De nog overgebleevene Landen en Parochiën worden van veele wateren en kreeken doorsneden, als de Pieterman, Lodijne, Macolle, enz. die de Oude Schelde eene bekwaame gelegenheid verschaffen, om haaren ouden loop te verlaaten, en op het Eiland Ter Thoolen aanteschieten. Want beneden dit Eiland, omtrent Yersieke, heeft men het rechte kanaal of diep van de Schelde, waardoor Thoolen ’er weder afgescheiden wordt. Omtrent het midden is een groote plaat, die zig nabij Wemelingen in tweeën verdeelt, daar de Schelde aan de Noordzijde, en het Nieuwe Diep aan de Zuidzijde van eenen grooten Opwas, over veele Jaaren ten Noord-Westen van het Noordoort aangegroeid, haaren loop hebben. Veelen noemen deezen Opwas de Katteplaat; maar gemeener is de naam van de Onbekende, gelegen tusschen Cattendijk, en aan de andere zijde tegenover Cats, voorheen de Hooge Plaat genaamd. Reeds in ‘t Jaar 1627 was zij tusschen de 2000 en 3000 gemeten groot, en is zeer goed Weiland voor Schaapen.

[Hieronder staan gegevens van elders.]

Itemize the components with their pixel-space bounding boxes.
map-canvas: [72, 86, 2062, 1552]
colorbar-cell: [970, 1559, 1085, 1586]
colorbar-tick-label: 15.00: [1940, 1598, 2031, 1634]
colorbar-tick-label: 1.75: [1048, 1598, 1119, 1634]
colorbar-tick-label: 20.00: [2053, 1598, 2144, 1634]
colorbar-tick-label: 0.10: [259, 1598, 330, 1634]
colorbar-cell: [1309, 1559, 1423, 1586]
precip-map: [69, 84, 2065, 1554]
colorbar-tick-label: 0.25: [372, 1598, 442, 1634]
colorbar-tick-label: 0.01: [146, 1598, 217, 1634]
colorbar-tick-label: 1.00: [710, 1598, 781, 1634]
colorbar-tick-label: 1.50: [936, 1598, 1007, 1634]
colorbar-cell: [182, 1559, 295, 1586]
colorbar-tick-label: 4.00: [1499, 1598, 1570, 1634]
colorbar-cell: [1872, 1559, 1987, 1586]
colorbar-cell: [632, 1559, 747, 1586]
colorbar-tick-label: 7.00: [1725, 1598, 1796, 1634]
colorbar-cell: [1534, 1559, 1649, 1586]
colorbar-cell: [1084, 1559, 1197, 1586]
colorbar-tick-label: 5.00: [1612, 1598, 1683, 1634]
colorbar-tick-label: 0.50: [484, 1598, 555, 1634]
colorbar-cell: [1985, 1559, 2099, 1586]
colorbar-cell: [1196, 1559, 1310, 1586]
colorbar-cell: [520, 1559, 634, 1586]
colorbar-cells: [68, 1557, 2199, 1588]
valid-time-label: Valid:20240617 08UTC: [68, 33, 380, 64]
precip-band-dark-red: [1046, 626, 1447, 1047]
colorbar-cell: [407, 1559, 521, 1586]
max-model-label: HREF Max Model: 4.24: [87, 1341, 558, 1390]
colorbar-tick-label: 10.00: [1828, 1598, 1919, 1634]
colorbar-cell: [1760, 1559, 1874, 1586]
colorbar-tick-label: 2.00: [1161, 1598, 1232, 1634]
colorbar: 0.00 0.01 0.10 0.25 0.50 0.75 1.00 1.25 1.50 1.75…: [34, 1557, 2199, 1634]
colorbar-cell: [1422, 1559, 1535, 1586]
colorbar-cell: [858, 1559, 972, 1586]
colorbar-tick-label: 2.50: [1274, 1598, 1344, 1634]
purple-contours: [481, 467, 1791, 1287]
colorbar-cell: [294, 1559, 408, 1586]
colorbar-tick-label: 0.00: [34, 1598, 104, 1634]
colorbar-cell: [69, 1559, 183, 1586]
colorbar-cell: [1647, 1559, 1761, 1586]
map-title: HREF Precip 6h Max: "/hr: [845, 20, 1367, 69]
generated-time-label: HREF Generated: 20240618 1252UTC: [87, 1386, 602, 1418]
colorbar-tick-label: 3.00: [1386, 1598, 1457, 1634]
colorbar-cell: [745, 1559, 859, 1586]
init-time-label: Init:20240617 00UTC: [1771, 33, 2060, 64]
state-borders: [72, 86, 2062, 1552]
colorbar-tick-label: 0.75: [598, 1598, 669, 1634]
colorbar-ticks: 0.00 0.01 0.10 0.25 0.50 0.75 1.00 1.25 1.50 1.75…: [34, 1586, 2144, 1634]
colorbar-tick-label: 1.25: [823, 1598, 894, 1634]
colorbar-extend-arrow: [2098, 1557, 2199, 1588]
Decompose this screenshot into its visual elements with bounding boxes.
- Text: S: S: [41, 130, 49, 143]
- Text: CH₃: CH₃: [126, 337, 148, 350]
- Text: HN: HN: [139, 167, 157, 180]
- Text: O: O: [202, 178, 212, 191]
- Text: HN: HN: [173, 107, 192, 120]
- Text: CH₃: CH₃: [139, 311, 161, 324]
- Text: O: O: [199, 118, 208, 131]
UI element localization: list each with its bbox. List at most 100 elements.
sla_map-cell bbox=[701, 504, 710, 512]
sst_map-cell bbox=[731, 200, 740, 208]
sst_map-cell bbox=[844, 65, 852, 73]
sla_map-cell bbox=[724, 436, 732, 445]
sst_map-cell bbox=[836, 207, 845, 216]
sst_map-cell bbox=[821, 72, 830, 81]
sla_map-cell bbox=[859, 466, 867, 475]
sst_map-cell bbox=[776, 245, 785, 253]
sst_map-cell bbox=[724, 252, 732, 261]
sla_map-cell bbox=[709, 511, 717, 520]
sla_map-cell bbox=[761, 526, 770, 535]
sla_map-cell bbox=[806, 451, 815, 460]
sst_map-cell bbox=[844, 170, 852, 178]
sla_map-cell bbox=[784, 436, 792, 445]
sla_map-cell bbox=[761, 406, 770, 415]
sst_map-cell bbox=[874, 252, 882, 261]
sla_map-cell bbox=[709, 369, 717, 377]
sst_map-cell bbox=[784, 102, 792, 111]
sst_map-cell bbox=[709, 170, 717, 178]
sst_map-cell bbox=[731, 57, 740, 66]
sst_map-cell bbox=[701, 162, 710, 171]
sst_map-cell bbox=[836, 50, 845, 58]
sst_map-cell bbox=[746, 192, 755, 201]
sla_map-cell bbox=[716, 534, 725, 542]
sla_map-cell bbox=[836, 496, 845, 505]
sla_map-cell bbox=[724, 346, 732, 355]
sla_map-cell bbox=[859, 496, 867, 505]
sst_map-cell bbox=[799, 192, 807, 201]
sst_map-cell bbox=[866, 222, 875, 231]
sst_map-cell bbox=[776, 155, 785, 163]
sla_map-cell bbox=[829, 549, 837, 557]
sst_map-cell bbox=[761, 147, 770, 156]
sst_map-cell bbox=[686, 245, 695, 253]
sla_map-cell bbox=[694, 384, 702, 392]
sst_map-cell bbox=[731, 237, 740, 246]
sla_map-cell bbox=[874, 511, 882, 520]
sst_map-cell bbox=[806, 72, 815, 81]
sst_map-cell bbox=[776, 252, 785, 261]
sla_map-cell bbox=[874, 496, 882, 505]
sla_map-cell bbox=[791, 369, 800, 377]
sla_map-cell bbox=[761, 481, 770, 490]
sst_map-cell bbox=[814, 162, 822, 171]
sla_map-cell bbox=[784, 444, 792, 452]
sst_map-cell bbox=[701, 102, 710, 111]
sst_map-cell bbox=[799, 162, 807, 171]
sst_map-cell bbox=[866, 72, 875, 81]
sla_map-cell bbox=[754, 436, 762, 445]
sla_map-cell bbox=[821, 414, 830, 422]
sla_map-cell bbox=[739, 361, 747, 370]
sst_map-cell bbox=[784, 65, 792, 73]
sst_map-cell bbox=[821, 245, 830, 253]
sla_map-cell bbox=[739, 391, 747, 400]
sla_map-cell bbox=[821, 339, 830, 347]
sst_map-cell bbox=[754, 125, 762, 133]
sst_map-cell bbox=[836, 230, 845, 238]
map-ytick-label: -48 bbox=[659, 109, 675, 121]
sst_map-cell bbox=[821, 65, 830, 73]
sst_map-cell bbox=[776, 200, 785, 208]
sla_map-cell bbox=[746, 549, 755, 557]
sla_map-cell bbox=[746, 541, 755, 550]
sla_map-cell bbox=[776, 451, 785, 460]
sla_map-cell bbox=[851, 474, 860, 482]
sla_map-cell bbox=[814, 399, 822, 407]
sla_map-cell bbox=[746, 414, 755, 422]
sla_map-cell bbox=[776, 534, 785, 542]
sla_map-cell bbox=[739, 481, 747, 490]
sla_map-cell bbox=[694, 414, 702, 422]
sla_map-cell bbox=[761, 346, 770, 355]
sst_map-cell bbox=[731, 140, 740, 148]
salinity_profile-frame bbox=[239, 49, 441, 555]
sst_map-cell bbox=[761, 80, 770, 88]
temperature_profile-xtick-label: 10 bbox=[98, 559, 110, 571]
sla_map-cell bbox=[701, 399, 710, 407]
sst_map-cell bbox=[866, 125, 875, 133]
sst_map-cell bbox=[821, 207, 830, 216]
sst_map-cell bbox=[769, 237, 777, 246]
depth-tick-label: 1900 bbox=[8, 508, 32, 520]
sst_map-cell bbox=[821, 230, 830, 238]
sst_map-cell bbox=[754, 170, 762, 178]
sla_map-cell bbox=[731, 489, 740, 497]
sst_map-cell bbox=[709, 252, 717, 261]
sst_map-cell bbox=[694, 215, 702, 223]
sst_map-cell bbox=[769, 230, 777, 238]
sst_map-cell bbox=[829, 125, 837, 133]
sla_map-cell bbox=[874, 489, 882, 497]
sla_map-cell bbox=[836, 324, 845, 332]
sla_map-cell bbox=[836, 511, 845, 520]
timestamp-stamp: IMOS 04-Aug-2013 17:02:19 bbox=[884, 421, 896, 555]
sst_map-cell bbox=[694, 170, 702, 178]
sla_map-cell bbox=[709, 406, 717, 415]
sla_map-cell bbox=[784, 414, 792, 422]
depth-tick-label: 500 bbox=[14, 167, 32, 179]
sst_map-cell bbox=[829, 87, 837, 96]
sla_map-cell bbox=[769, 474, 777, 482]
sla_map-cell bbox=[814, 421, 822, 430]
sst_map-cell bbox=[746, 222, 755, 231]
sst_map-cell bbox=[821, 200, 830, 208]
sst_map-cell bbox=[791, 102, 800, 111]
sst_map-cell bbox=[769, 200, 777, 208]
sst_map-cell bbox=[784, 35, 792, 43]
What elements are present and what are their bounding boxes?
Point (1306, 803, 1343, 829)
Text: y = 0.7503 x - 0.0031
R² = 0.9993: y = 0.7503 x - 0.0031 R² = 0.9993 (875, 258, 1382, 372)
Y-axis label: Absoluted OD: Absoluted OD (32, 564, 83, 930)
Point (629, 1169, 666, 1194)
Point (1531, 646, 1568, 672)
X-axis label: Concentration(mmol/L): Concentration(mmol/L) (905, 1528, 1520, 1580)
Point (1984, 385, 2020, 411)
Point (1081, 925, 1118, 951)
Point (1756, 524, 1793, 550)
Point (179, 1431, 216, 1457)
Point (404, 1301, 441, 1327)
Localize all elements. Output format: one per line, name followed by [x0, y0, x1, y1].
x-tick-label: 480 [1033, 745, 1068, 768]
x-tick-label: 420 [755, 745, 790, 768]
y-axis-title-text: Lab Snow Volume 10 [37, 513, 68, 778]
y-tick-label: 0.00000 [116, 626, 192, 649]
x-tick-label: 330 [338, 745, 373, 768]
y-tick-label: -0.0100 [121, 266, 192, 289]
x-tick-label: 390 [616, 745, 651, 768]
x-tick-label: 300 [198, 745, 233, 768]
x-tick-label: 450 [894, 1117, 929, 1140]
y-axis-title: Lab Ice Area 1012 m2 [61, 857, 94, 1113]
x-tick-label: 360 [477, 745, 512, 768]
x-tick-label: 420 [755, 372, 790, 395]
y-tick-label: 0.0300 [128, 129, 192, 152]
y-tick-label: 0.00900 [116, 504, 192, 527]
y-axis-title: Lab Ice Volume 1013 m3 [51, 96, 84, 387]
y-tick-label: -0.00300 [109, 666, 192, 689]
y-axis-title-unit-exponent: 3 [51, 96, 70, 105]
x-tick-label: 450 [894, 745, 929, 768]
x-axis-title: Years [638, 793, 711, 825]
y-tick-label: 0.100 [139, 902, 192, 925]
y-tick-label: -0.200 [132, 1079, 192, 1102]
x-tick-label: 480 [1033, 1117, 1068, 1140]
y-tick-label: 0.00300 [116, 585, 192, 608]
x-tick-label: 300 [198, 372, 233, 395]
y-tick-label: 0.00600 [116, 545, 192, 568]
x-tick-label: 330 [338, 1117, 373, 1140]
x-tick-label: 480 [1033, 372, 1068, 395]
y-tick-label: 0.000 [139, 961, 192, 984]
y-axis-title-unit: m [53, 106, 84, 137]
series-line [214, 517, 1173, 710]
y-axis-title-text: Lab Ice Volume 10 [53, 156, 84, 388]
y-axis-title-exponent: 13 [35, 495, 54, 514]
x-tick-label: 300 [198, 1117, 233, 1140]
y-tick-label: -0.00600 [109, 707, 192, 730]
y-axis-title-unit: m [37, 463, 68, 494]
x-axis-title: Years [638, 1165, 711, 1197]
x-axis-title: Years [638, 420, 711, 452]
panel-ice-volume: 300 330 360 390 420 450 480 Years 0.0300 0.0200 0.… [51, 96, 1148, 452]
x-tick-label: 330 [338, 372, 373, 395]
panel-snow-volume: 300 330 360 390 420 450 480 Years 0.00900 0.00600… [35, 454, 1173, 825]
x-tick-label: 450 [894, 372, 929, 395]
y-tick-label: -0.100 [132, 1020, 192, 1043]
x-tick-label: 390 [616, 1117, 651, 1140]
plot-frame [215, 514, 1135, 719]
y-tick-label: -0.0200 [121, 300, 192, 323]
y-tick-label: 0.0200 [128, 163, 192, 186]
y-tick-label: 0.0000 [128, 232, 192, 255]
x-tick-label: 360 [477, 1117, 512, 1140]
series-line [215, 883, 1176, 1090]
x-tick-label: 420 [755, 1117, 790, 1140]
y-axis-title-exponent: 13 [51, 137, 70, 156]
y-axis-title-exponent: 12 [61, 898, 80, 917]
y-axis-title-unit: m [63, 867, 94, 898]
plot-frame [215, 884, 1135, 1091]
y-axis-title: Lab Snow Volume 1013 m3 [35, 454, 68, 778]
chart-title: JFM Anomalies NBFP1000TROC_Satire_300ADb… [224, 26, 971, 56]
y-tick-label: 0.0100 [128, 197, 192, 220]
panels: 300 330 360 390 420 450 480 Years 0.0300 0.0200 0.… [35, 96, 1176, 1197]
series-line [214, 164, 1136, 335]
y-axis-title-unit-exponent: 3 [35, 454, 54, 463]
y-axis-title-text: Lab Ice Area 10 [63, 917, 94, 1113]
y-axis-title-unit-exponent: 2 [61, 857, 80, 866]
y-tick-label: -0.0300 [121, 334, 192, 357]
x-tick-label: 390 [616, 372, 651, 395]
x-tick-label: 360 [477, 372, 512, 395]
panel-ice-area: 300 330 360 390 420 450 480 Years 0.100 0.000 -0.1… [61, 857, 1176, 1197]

Tusschen deeze Plaat en het Eiland, dat wij hier beschrijven, loopt het Nieuwe Diep, wel een eng, maar echter hol water, tot voorbij het Hoofd van ter Goes, en valt aan de andere zijde, laatende het Noordoort liggen, ten Zuiden in de Schelde, die Zuid-Beveland van Wolphertsdijk scheidende, en eindelijk de Lemmer vindende, naar ‘t Westen met de Sloe, naar ‘t Zuiden de verdeeling maakt naar St. Joosland, tegen dat van de Kraaijers. De Sloe wordt bijna geheel onbevaarbaar; als zodanig verlandende, dat men ’er reeds voor veele Jaaren, bij laag water, kon doorgaan. Van tijd tot tijd, nogthans, is dezelve een weinig meer verdiept geworden.

In dit Eiland is een grooter water, omtrent één mijl in de lengte, strekkende zig bijna ten Oosten en Westen, een goede streek Westwaards, achter het Dorp ter Nisse, en Oostwaards voortgaande, tot omtrent het Poldertje van CORNELIS JAN BOONEN, daar zij een einde neemt. Van ouds had dit den naam van de Zwaake; men vangt ’er veel Paling en Karper. De Adelijke Geslachten van Zuid-Beveland, en ook de Kerken, die daar onder behooren, zullen ieder op hun Art. voorkomen.

Zie REIGERSBERG, Chronijk van Zeeland, bl. 35, 38 en 39. BOXHORN en SMALLEGANGE.